- Ghe piasela sior? disse il gondoliere quando vide il nostro Amorevoli fermarsi estatico sulla scalea. No la xe mai stada a Venezia, ela?
- No, caro mio.
- E ben, la fazza conto che no i xe qua tuti i so tesori, come se vorave da qualche foresto invidioso... Me credela, sior?
- Perchè non ho da crederti?
- Se vostra zelenza me permetese, gh'avarave vogia de compagnarla mi a veder le maravege de la zittà.
- E vieni, alla buon'ora... ma prima accompagnami all'albergo... al migliore... capisci tu?...
Il gondoliere invitò il suo viaggiatore a rientrare in gondola, e lo condusse allo Scudo di Francia.
- Vieni a pigliarmi colla gondola fra un pajo d'ore, che intanto debbo dar sesto alle mie robe.

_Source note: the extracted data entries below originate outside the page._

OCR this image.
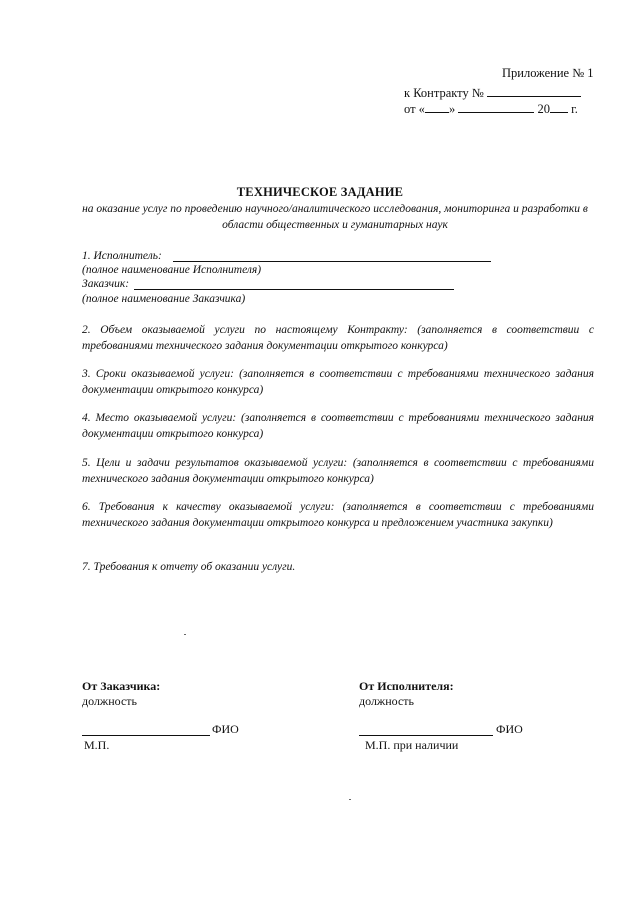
Приложение № 1
к Контракту №
от « »	20 г.
ТЕХНИЧЕСКОЕ ЗАДАНИЕ
на оказание услуг по проведению научного/аналитического исследования, мониторинга и разработки в области общественных и гуманитарных наук
1. Исполнитель:
(полное наименование Исполнителя)
Заказчик:
(полное наименование Заказчика)
2. Объем оказываемой услуги по настоящему Контракту: (заполняется в соответствии с требованиями технического задания документации открытого конкурса)
3. Сроки оказываемой услуги: (заполняется в соответствии с требованиями технического задания документации открытого конкурса)
4. Место оказываемой услуги: (заполняется в соответствии с требованиями технического задания документации открытого конкурса)
5. Цели и задачи результатов оказываемой услуги: (заполняется в соответствии с требованиями технического задания документации открытого конкурса)
6. Требования к качеству оказываемой услуги: (заполняется в соответствии с требованиями технического задания документации открытого конкурса и предложением участника закупки)
7. Требования к отчету об оказании услуги.
От Заказчика:
должность
ФИО
М.П.
От Исполнителя:
должность
ФИО
М.П. при наличии
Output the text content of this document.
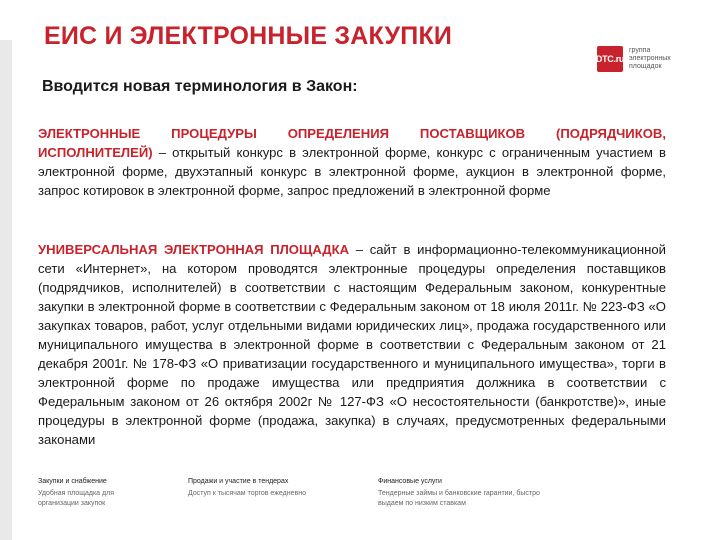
ЕИС И ЭЛЕКТРОННЫЕ ЗАКУПКИ
DTC.ru
группа
электронных
площадок
Вводится новая терминология в Закон:
ЭЛЕКТРОННЫЕ ПРОЦЕДУРЫ ОПРЕДЕЛЕНИЯ ПОСТАВЩИКОВ (ПОДРЯДЧИКОВ, ИСПОЛНИТЕЛЕЙ) – открытый конкурс в электронной форме, конкурс с ограниченным участием в электронной форме, двухэтапный конкурс в электронной форме, аукцион в электронной форме, запрос котировок в электронной форме, запрос предложений в электронной форме
УНИВЕРСАЛЬНАЯ ЭЛЕКТРОННАЯ ПЛОЩАДКА – сайт в информационно-телекоммуникационной сети «Интернет», на котором проводятся электронные процедуры определения поставщиков (подрядчиков, исполнителей) в соответствии с настоящим Федеральным законом, конкурентные закупки в электронной форме в соответствии с Федеральным законом от 18 июля 2011г. № 223-ФЗ «О закупках товаров, работ, услуг отдельными видами юридических лиц», продажа государственного или муниципального имущества в электронной форме в соответствии с Федеральным законом от 21 декабря 2001г. № 178-ФЗ «О приватизации государственного и муниципального имущества», торги в электронной форме по продаже имущества или предприятия должника в соответствии с Федеральным законом от 26 октября 2002г № 127-ФЗ «О несостоятельности (банкротстве)», иные процедуры в электронной форме (продажа, закупка) в случаях, предусмотренных федеральными законами
Закупки и снабжение
Удобная площадка для организации закупок
Продажи и участие в тендерах
Доступ к тысячам торгов ежедневно
Финансовые услуги
Тендерные займы и банковские гарантии, быстро выдаем по низким ставкам
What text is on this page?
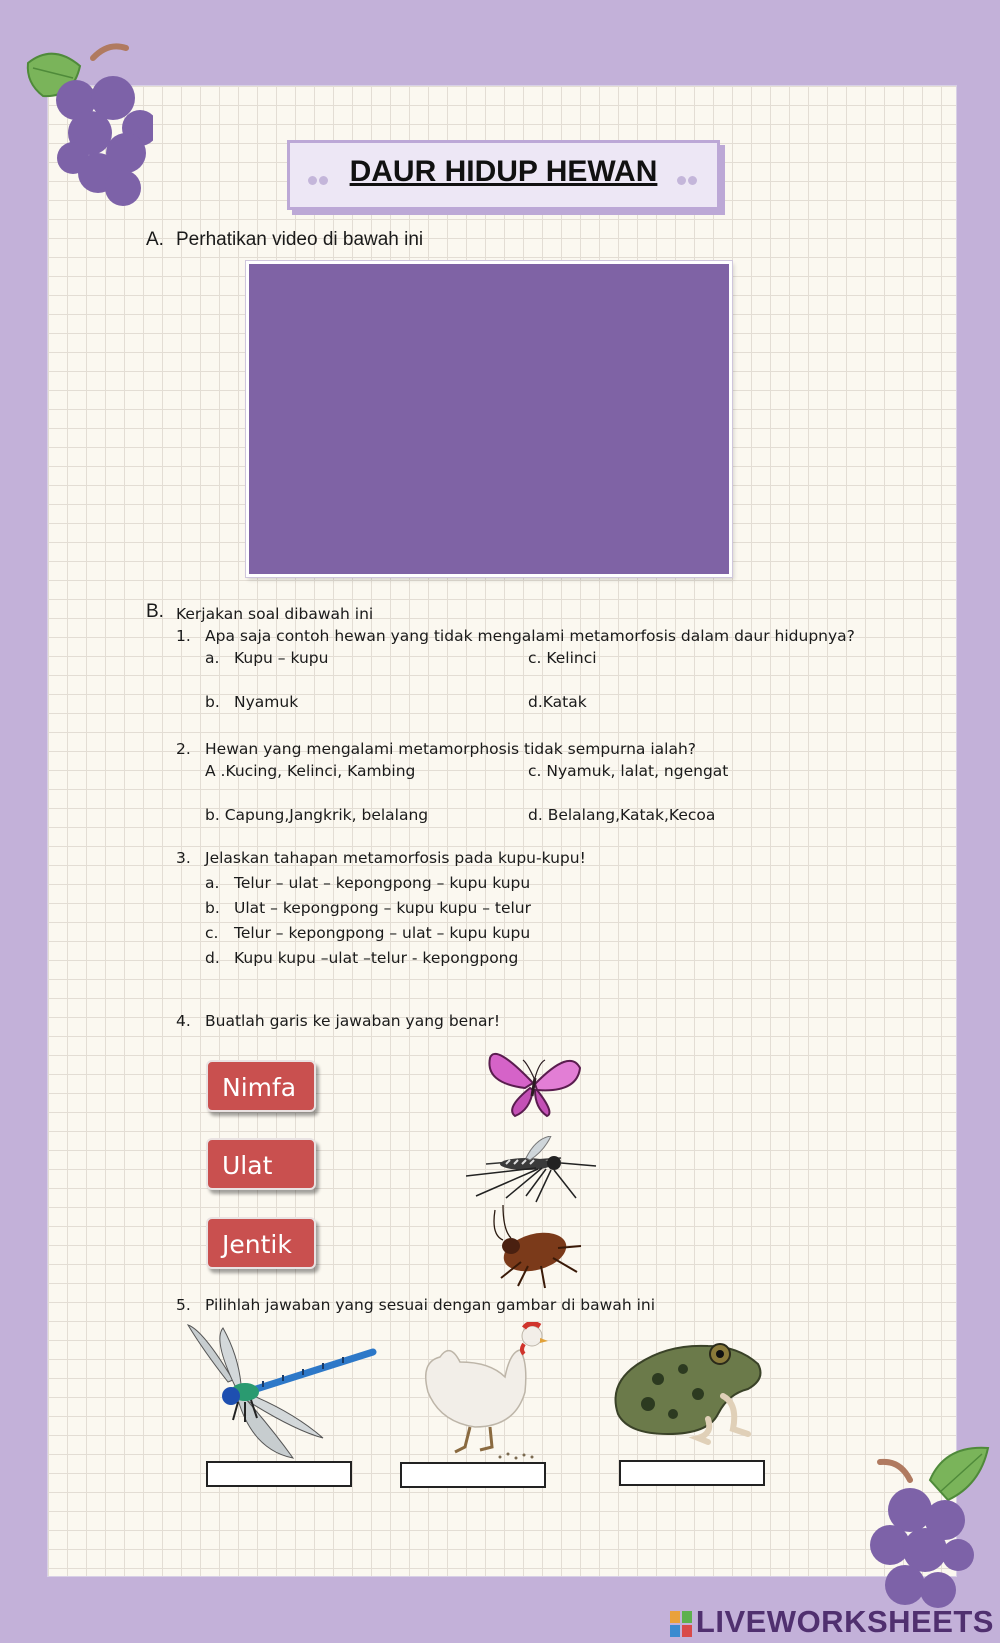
DAUR HIDUP HEWAN
A. Perhatikan video di bawah ini
B. Kerjakan soal dibawah ini
1. Apa saja contoh hewan yang tidak mengalami metamorfosis dalam daur hidupnya?
a. Kupu – kupu	c. Kelinci
b. Nyamuk	d.Katak
2. Hewan yang mengalami metamorphosis tidak sempurna ialah?
A .Kucing, Kelinci, Kambing	c. Nyamuk, lalat, ngengat
b. Capung,Jangkrik, belalang	d. Belalang,Katak,Kecoa
3. Jelaskan tahapan metamorfosis pada kupu-kupu!
a. Telur – ulat – kepongpong – kupu kupu
b. Ulat – kepongpong – kupu kupu – telur
c. Telur – kepongpong – ulat – kupu kupu
d. Kupu kupu –ulat –telur - kepongpong
4. Buatlah garis ke jawaban yang benar!
Nimfa
Ulat
Jentik
5. Pilihlah jawaban yang sesuai dengan gambar di bawah ini
LIVEWORKSHEETS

Tu mi hai faccia da galantuomo, e avrò bisogno dei tuoi buoni servigj... e così dicendo diede al gondoliere una mancia oltre al convenuto.
Il gondoliere vi gettò un occhio di traverso; fu contentissimo e partì.
E tosto Amorevoli, da un cameriere che non era di Venezia, ma parlava l'italiano coll'accento di chi è nato in Francia, fu condotto in una bella camera al primo piano che rispondea sul rio...
- Le piace quest'alloggio?
- Va bene sì... ma...
- Che?
- C'è qualcosa qui presso che non manda buon odore... Io ho le nari, caro mio, assai delicate e permalose... e vorrei...
- Signore, mi permetta di dirle una cosa... A Venezia c'è tutto di grande, di bello, di buono, ma bisogna avvezzarsi all'odore della laguna. Tutte le città hanno il loro difetto... vorrebb'ella che Venezia ne fosse senza?... A Roma vien la terzana a chi va fuori sulle ventiquattro.